Il s’agrippa soudain à la corde comme un damné, après avoir glissé de presque
un mètre. Il gémit, le front contre la paroi grise, cette pierre froide et
tranchante. Le menton baissé vers le berceau de Pierre contre son ventre, il
tenta de reprendre sa respiration.
    Le feras-tu ?
Le feras-tu, Héloïse ?
    Elle contemplait le bûcher.
    Une main oscillait sur le pommeau de sa dague,
l’autre sur sa bible.
    Pique l’aiguille.
    Attirés encore comme par un aimant, ses yeux
allaient du bûcher à Aguilah, qui ne se lassait pas du spectacle des flammes
montant vers le ciel.
    L’amour ou la mort, Héloïse ?
    L’amour, la mort… Ou la seule
réconciliation possible…
    Les deux ?
    Et une voix s’éleva par-dessus les
cantiques.
    Une voix de femme, pure, limpide, cristalline,
qui semblait jaillir de nulle part.
    Elle lisait un texte de saint Paul.
    L’œil de l’évêque Aguilah s’alluma comme celui
d’un aigle.

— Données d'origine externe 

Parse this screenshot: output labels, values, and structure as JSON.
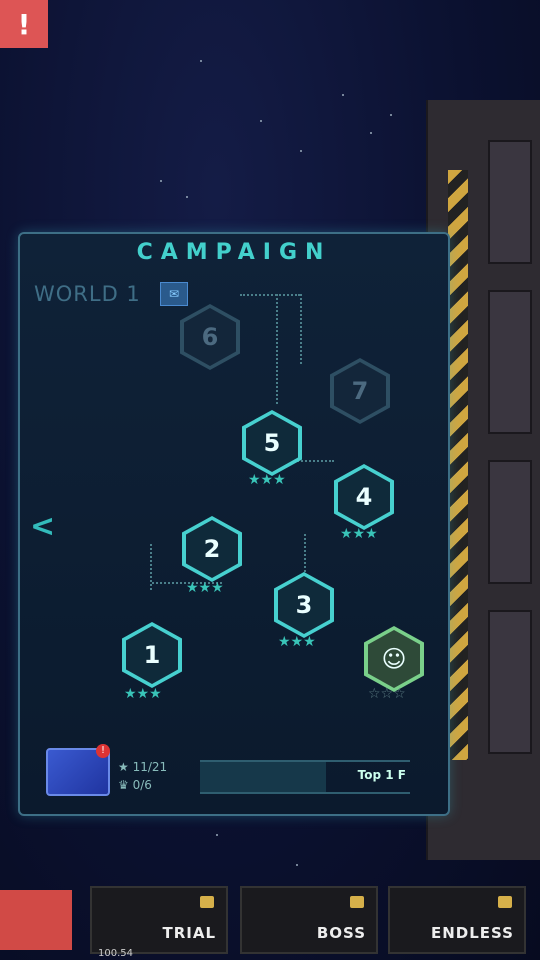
{
  "panel": {
    "title": "CAMPAIGN",
    "world_label": "WORLD 1",
    "back_icon": "chevron-left-icon"
  },
  "levels": [
    {
      "label": "1",
      "unlocked": true,
      "stars": 3
    },
    {
      "label": "2",
      "unlocked": true,
      "stars": 3
    },
    {
      "label": "3",
      "unlocked": true,
      "stars": 3
    },
    {
      "label": "4",
      "unlocked": true,
      "stars": 3
    },
    {
      "label": "5",
      "unlocked": true,
      "stars": 3
    },
    {
      "label": "6",
      "unlocked": false,
      "stars": 0
    },
    {
      "label": "7",
      "unlocked": false,
      "stars": 0
    }
  ],
  "rewards": {
    "badge": "!",
    "stars_count": "11/21",
    "trophy_count": "0/6",
    "progress_label": "Top 1 F"
  },
  "tabs": [
    {
      "label": "TRIAL"
    },
    {
      "label": "BOSS"
    },
    {
      "label": "ENDLESS"
    }
  ],
  "alert_label": "!",
  "currency": "100.54",
  "colors": {
    "accent": "#43d0cc",
    "alert": "#d55",
    "stripe": "#d0a640"
  }
}
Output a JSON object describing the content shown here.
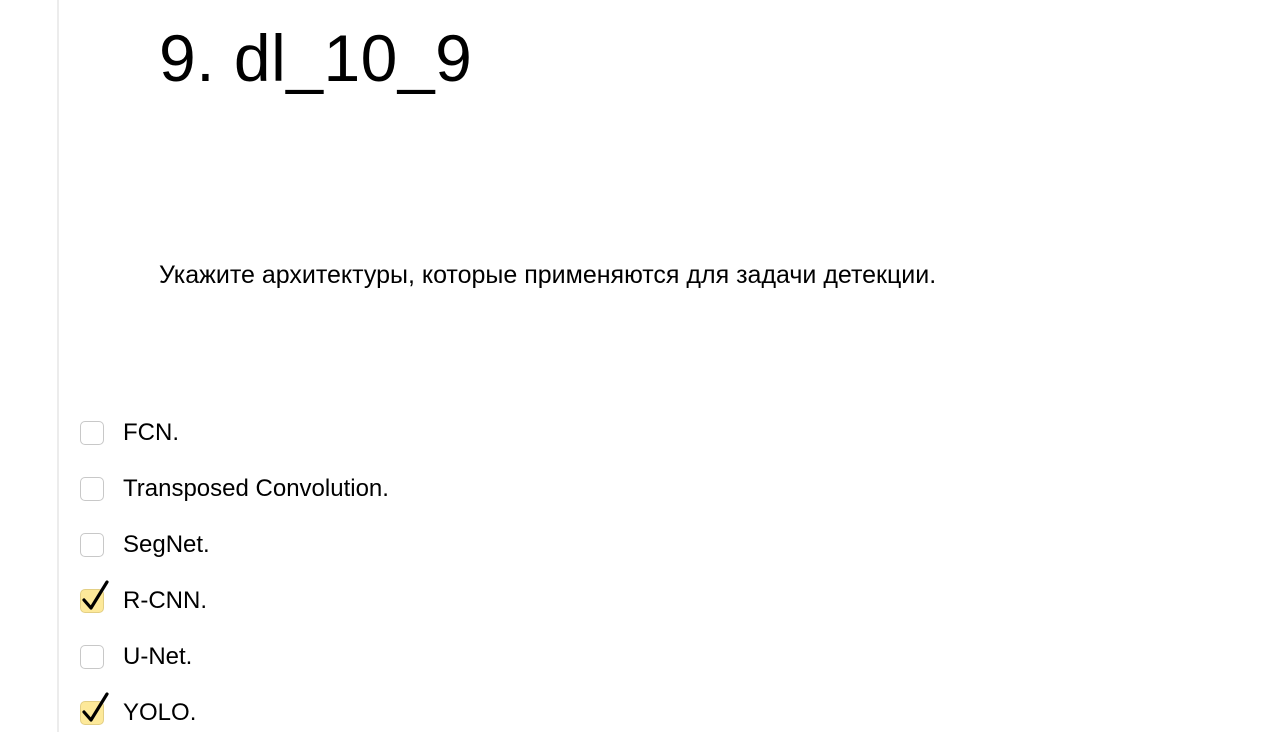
{
  "question": {
    "title": "9. dl_10_9",
    "text": "Укажите архитектуры, которые применяются для задачи детекции."
  },
  "options": [
    {
      "label": "FCN.",
      "checked": false
    },
    {
      "label": "Transposed Convolution.",
      "checked": false
    },
    {
      "label": "SegNet.",
      "checked": false
    },
    {
      "label": "R-CNN.",
      "checked": true
    },
    {
      "label": "U-Net.",
      "checked": false
    },
    {
      "label": "YOLO.",
      "checked": true
    }
  ],
  "colors": {
    "checked_fill": "#fde99a",
    "checkbox_border": "#c8c8c8",
    "check_mark": "#000000"
  }
}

Il était revêtu d’une chasuble de lin, une tiare rutilante vissée
sur le crâne. Sa main était serrée sur le sceptre qui témoignait de son pouvoir.
Autour du cou, son étole dansait, malgré les paravents pourpres disposés de
part et d’autre de son fauteuil tendu de velours. Aguilah détourna la tête, ce
visage anguleux et taillé à la serpe, moucheté d’imperceptibles scories. Il
était soudain inondé d’une haine sans bornes.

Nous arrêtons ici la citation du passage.